As you can see, the scanner’s auto-enhancement does a great job, removing haze, adding some contrast and saturation, and correcting hue, all without going overboard. If you’re scanning thousands of photos and don’t want to adjust each one by hand, I highly recommend trusting the software to take care of that for you.
In terms of capturing detail, you’ll be limited by the resolution of your prints, not the scanner, as it’s quite excellent. As you can see in the professional print above, which I chose to challenge a bit more, the scanner had no problem capturing all the detail the print had to offer.
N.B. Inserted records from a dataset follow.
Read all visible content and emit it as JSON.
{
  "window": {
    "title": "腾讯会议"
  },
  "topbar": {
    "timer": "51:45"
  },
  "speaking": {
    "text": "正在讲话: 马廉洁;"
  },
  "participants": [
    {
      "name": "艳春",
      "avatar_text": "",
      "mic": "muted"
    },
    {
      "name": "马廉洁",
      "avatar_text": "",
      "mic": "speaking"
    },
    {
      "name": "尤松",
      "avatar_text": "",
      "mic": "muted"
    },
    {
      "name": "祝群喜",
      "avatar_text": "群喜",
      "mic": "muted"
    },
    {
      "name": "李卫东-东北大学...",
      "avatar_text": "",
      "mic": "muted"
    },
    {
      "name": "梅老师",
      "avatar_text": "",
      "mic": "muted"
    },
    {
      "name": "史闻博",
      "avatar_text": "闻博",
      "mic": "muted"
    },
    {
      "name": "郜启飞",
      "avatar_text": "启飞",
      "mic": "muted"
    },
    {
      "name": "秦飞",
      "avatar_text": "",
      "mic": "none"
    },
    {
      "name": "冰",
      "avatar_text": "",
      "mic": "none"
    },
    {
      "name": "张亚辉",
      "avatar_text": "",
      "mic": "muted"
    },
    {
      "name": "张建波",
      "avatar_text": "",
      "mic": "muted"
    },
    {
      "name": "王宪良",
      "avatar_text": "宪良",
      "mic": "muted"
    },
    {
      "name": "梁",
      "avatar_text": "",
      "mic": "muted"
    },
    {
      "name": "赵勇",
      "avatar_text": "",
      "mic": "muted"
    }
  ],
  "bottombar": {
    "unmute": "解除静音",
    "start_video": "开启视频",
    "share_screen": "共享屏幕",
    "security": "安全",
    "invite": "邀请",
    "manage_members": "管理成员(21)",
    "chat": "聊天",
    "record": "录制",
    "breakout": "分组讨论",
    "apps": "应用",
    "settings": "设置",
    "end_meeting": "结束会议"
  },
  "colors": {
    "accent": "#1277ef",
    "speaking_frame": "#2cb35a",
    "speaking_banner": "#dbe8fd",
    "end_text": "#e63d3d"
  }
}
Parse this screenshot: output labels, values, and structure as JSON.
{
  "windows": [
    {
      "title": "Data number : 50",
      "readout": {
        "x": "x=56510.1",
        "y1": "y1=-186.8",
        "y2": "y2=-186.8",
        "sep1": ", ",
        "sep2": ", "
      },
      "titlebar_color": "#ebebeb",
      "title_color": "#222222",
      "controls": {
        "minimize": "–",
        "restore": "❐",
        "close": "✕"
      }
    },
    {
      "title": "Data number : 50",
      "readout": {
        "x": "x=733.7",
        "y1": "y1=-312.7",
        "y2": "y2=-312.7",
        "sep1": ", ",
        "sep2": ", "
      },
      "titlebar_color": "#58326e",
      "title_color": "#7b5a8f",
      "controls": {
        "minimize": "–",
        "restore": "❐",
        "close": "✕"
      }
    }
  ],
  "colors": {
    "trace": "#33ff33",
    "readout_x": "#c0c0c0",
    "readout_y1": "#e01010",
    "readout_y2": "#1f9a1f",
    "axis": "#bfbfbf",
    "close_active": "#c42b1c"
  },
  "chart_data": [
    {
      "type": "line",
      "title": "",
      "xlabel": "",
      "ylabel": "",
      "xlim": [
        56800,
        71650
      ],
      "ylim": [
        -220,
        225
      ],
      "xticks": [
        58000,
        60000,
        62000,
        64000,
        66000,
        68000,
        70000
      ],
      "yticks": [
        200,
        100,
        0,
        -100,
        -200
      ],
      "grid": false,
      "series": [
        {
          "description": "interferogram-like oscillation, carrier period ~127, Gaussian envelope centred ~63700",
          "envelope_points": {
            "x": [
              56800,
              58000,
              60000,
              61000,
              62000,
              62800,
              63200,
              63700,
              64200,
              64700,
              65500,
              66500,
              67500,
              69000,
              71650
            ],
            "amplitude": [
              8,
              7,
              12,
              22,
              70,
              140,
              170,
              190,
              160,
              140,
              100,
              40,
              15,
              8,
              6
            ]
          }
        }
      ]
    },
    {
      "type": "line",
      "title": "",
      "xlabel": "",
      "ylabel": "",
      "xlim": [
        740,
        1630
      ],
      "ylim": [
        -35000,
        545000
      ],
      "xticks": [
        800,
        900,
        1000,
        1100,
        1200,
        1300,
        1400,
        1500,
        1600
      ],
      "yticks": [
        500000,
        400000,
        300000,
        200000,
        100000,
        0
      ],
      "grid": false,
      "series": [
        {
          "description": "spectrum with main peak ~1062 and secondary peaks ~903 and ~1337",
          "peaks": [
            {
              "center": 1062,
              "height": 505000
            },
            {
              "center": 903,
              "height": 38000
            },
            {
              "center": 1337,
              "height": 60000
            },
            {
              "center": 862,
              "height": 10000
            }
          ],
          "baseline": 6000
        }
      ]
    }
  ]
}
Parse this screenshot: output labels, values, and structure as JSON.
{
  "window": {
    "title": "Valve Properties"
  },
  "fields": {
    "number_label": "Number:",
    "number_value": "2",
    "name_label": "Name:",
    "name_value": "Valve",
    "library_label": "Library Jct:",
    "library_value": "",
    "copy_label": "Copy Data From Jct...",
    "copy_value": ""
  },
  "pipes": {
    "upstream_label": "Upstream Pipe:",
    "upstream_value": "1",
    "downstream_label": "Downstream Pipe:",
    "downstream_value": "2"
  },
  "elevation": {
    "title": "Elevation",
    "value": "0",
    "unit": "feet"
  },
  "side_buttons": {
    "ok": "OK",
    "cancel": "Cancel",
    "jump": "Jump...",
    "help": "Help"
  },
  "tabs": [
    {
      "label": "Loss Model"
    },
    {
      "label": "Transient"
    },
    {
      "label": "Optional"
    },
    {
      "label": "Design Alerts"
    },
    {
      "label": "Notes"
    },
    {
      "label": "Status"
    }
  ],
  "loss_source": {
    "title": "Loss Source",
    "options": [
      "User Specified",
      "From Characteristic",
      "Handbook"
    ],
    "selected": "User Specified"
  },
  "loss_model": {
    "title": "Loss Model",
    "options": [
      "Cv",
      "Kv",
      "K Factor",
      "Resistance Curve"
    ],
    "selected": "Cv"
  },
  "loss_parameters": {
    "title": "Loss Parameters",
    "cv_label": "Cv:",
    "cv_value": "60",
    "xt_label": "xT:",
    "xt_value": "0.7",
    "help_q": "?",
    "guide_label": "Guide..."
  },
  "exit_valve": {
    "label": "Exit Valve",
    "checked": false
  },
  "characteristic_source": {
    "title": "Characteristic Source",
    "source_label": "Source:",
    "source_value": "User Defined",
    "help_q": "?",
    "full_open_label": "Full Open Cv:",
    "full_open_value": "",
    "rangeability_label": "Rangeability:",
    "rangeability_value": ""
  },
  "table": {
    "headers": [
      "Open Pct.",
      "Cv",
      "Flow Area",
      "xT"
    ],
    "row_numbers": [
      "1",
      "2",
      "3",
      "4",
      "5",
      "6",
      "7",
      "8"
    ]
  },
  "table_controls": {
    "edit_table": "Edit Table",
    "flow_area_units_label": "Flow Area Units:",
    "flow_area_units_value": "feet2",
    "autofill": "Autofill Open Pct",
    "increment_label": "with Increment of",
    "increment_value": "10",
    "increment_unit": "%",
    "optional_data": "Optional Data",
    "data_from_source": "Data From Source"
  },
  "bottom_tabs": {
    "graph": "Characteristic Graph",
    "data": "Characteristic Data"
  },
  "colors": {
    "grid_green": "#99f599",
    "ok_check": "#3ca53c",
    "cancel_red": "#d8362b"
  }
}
If you’re scanning a bunch of older family prints and don’t have access to the negatives (as was my situation), just going through something like Topaz Sharpen AI can help give them that final polishing touch. I did this for some of the older prints, and it helped bring them up to a bit more modern standard.
What I liked
- Can handle any print size imaginable
- Reliable and fast automatic adjustment
- Intelligent two-sided scanning
- Extremely simple process
- Fast, jam-free scanning
- Excellent image quality
- Can also scan documents
- Wi-Fi and USB connectivity
- Optional TIFF output
What I did not like
Conclusion and purchase
Overall, the Epson FastFoto FF-680W is a solid, well-designed device that offers the kind of versatility and image quality that professionals have come to expect. You can add photo scanning to your services and make it profitable quite easily. You can buy yours here.